Defending against data poisoning should be a significant priority for data repositories. Unfortunately, many common public repositories have a low bar for data integrity and traceability, leaving them highly susceptible to data tampering, falsification and “sloppy” science.
There are fortunately some simple steps that can be taken to improve data provenance and integrity in the biomedical space.
Researchers should, for example, always check to confirm that the cell line they believe they are using is validated. For researchers using human or mouse cell lines, validation is frequently done by submitting a sample of the cell line to a qualified service organization (such as ATCC), to have short tandem repeat profiling done on the material – a widely accepted method for determining the purity of a cell line.
On the microbial side, 16S or 18S/ITS sequencing is often an inexpensive way to confirm the species identity of a bacterial or fungal strain. A more comprehensive and detailed approach, however, should include genomics and/or transcriptome profiling of the materials followed by comparison to a reference dataset to serve as ground truth. For example, ATCC has been expanding a database of fully traceable genome references for thousands of organisms held within its physical biorepository. The ATCC Genome Portal, which recently surpassed 5,000 authenticated reference genomes produced in-house at ATCC directly from reference materials, provides a true single source of truth for the ATCC materials.
It can be important to check a cell line’s genomic profile against these databases because subtle genetic changes can accumulate over time in many different types of biological systems. Genomics offers the best approach to detect these shifts before they negatively impact research conclusions and reproducibility. This level of data provenance can go a long way towards ensuring the integrity of your data.

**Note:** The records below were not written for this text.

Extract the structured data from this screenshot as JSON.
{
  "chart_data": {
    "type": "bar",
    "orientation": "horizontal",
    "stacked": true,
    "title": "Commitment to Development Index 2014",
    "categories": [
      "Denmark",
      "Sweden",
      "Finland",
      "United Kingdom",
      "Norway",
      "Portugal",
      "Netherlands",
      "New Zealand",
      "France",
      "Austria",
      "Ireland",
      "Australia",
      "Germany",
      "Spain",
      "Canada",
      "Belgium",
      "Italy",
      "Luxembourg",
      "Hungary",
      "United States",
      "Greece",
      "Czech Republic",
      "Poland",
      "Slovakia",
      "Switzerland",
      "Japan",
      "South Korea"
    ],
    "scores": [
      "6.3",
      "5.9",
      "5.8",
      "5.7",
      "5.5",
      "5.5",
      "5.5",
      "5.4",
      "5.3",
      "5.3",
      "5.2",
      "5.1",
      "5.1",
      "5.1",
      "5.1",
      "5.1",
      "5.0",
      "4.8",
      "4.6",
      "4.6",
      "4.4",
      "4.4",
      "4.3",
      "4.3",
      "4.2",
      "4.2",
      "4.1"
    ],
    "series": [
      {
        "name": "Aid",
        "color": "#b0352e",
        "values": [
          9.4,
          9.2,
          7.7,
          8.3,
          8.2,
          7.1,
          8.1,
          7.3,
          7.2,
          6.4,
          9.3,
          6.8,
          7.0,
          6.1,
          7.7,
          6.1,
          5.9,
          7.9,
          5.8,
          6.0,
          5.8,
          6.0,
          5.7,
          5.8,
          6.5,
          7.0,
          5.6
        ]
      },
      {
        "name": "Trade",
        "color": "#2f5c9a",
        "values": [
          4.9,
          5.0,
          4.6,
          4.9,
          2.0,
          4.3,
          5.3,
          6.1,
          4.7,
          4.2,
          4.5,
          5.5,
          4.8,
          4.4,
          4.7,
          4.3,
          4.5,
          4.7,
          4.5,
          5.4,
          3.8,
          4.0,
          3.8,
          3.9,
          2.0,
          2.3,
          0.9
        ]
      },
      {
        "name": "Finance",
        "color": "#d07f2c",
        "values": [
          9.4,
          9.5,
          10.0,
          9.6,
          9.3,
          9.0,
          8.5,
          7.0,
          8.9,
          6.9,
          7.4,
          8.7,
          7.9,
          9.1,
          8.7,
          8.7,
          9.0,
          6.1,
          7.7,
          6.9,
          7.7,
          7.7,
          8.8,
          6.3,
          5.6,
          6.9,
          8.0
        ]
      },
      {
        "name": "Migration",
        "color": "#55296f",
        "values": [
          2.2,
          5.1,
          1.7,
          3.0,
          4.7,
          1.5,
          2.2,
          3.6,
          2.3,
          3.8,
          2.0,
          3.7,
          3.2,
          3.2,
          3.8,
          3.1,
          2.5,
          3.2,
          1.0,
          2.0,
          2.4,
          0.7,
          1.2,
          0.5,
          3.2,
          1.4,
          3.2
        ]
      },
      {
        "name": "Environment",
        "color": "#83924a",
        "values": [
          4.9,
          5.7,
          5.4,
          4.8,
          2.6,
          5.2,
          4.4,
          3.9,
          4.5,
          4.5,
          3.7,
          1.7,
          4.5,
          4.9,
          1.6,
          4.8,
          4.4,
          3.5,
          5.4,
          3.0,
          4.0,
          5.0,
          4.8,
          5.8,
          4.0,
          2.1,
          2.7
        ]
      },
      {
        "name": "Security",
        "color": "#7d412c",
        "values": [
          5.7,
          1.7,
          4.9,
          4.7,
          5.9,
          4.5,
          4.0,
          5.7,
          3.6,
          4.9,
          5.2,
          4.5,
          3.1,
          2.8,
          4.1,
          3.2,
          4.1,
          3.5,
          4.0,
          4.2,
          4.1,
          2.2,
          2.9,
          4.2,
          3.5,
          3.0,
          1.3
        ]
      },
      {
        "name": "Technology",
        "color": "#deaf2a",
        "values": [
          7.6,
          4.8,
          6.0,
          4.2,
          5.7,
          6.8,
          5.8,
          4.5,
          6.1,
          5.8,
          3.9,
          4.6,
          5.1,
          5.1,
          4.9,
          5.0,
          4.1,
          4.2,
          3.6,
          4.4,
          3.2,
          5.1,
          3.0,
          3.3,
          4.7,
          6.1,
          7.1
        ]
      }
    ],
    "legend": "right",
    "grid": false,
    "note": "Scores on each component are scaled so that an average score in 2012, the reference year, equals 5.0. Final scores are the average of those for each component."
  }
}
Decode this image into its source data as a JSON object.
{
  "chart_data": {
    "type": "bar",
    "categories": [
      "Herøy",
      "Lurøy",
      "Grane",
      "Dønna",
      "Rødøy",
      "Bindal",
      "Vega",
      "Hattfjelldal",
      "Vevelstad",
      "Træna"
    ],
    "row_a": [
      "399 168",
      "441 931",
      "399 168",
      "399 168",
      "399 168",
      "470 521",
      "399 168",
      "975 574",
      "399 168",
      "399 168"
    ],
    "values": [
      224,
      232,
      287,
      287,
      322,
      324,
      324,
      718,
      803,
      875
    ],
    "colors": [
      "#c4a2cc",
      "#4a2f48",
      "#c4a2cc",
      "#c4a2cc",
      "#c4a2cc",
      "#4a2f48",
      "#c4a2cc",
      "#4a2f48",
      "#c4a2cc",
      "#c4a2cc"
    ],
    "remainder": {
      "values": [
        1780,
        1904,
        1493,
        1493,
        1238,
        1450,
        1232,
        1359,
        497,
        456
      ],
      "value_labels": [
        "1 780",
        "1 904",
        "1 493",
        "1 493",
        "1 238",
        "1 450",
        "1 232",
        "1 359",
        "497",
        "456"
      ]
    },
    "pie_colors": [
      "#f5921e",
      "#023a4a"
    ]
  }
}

To enhance public data repositories in biomedical research, one crucial development would be requiring a degree of data provenance before accepting data into these knowledge bases.
Ensuring that researchers provide detailed records of the data's origin, processing steps and any transformations it has undergone would greatly improve transparency and traceability. This level of documentation allows others to understand the complete history of the data, helping to verify its integrity and reproducibility.
By making data provenance a prerequisite for repository submission, we can significantly reduce the risk of data poisoning and ensure that the data used in biomedical research is reliable and trustworthy.
Another valuable development would be the establishment of cross-industry working groups dedicated to standardizing the language used in metadata that describes the materials and how the data was produced. Metadata is essential for providing context and understanding of a dataset, but inconsistencies in terminology and format can lead to misinterpretation or misuse of data. By bringing together experts from various sectors – academia, industry and regulatory bodies – these working groups can develop unified standards for metadata, ensuring clarity across different repositories. Standardized metadata would not only enhance data quality but also facilitate data sharing and interoperability, making it easier for researchers to integrate and compare datasets from different sources.
Together, these initiatives would have a profound effect on overall data integrity in biomedical research.